Researchers at the Faculty of Engineering, University of Hong Kong (HKU), have unveiled two cutting-edge deep-learning algorithms, ClairS-TO and Clair3-RNA. These advancements promise to enhance genetic mutation detection in cancer diagnostics and RNA-focused genomic studies, marking a significant step forward in the field.
The pioneering research team, directed by Professor Ruibang Luo from the School of Computing and Data Science, has introduced these revolutionary tools aimed at transforming both clinical and research applications in genetic analysis. Utilizing long-read sequencing technologies, ClairS-TO and Clair3-RNA drastically boost the accuracy of identifying genetic mutations in complex samples, heralding new possibilities for precision medicine and genomic research. Both studies have been published in Nature Communications.
Long-read sequencing technologies capture extensive DNA and RNA sequences, offering detailed insights into genetic information. Nevertheless, navigating this data—particularly spotting mutations in challenging conditions—poses significant hurdles. The new algorithms strive to address these challenges, rendering genomic analysis quicker, more precise, and more widely available.
ClairS-TO confronts a vital issue in cancer diagnostics: analyzing tumor DNA without the need for matching healthy tissue samples. Traditional methods often require both types of samples for comparison, which are not always accessible. By employing a sophisticated dual-network approach—one to confirm genuine mutations and another to filter out errors—ClairS-TO removes this dependence. This breakthrough facilitates cost-effective and reliable tumor analysis, even with limited sample material, broadening access to accurate cancer diagnostics.
On the other hand, Clair3-RNA is the first deep-learning small variant caller designed specifically for long-read RNA sequencing. The challenges of RNA editing and technical sequencing errors often obscure the identification of genuine genetic variants. Clair3-RNA leverages advanced deep-learning algorithms to reliably differentiate actual mutations from background noise and editing errors, empowering researchers and clinicians to analyze gene expression and mutations with remarkable accuracy.
These algorithms expand the renowned Clair series, a suite of AI-driven genomic tools created by Professor Luo’s team. This series, which includes the widely recognized Clair3, has become a fundamental resource in computational biology. These open-source algorithms, known for their speed, accuracy, and robustness, have gained over 400,000 downloads and are extensively utilized by leading research institutes and sequencing companies worldwide, setting a benchmark for processing third-generation sequencing data.
Professor Ruibang Luo stated, “ClairS-TO and Clair3-RNA, alongside other algorithms in the Clair series, have laid a solid groundwork for deep-learning-driven genetic mutation discovery, accelerating the integration of precision medicine and clinical genomics.”
This breakthrough represents a significant advancement toward accessible, accurate, and comprehensive genetic analysis.

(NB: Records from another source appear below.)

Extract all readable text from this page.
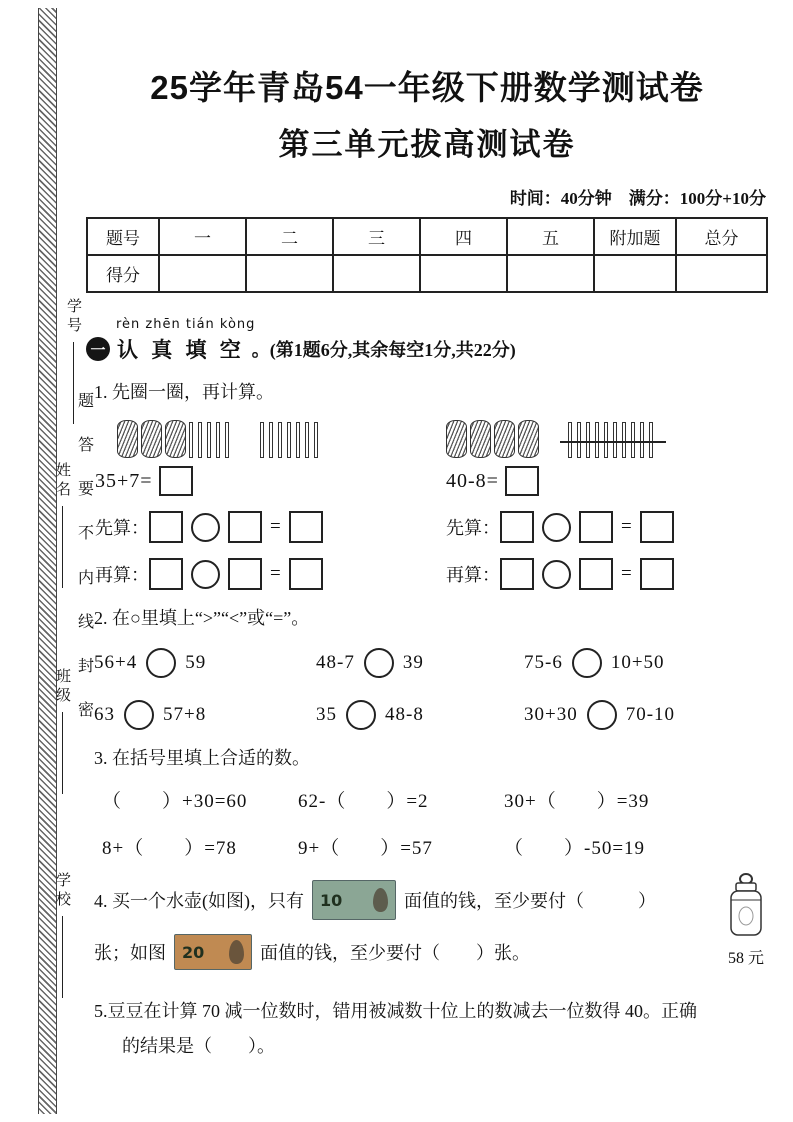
学号
姓名
班级
学校
题
答
要
不
内
线
封
密
25学年青岛54一年级下册数学测试卷
第三单元拔高测试卷
时间：40分钟　满分：100分+10分
题号	一	二	三	四	五	附加题	总分
得分							
rèn zhēn tián kòng
一 认 真 填 空 。(第1题6分,其余每空1分,共22分)
1. 先圈一圈，再计算。
35+7=
先算：	=
再算：	=
40-8=
先算：	=
再算：	=
2. 在○里填上“>”“<”或“=”。
56+4	59	48-7	39	75-6	10+50
63	57+8	35	48-8	30+30	70-10
3. 在括号里填上合适的数。
（　　）+30=60	62-（　　）=2	30+（　　）=39
8+（　　）=78	9+（　　）=57	（　　）-50=19
4. 买一个水壶(如图)，只有 10	面值的钱，至少要付（　　　）
张；如图 20	面值的钱，至少要付（　　）张。	58 元
5.豆豆在计算 70 减一位数时，错用被减数十位上的数减去一位数得 40。正确
的结果是（　　）。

With the potential to enhance cancer diagnosis, facilitate personalized medicine, and speed up genomic research, these innovations promise substantial benefits for both patients and scientists globally.
Link to papers:
“ClairS-TO: a deep-learning method for long-read tumor-only somatic small variant calling”
https://www.nature.com/articles/s41467-025-64547-z
“Clair3-RNA: a deep learning-based small variant caller for long-read RNA sequencing data”
https://www.nature.com/articles/s41467-025-67237-y.
About Professor Ruibang Luo
Professor Ruibang Luo serves as an Associate Professor in the School of Computing and Data Science at the University of Hong Kong. He obtained his PhD in Bioinformatics under Professor Tak-Wah Lam at HKU (2010-2015) and completed a postdoctoral fellowship with Professors Steven Salzberg and Michael Schatz at the Center for Computational Biology, Johns Hopkins University (2016-2017).
Luo specializes in bioinformatics algorithms and clinical informatics, having published more than 80 papers, ten of which have received over a thousand citations. Since 2019, he has been recognized as a Top 1% Scholar Worldwide by Clarivate Analytics, selected as one of the Top 150 Young Scholars in AI by Baidu Research, named among the Top 10 Innovators Under 35 Asia Pacific by MIT Technology Review in 2019, and included in Forbes’ 30 Under 30 Asia in Healthcare and Science in 2017.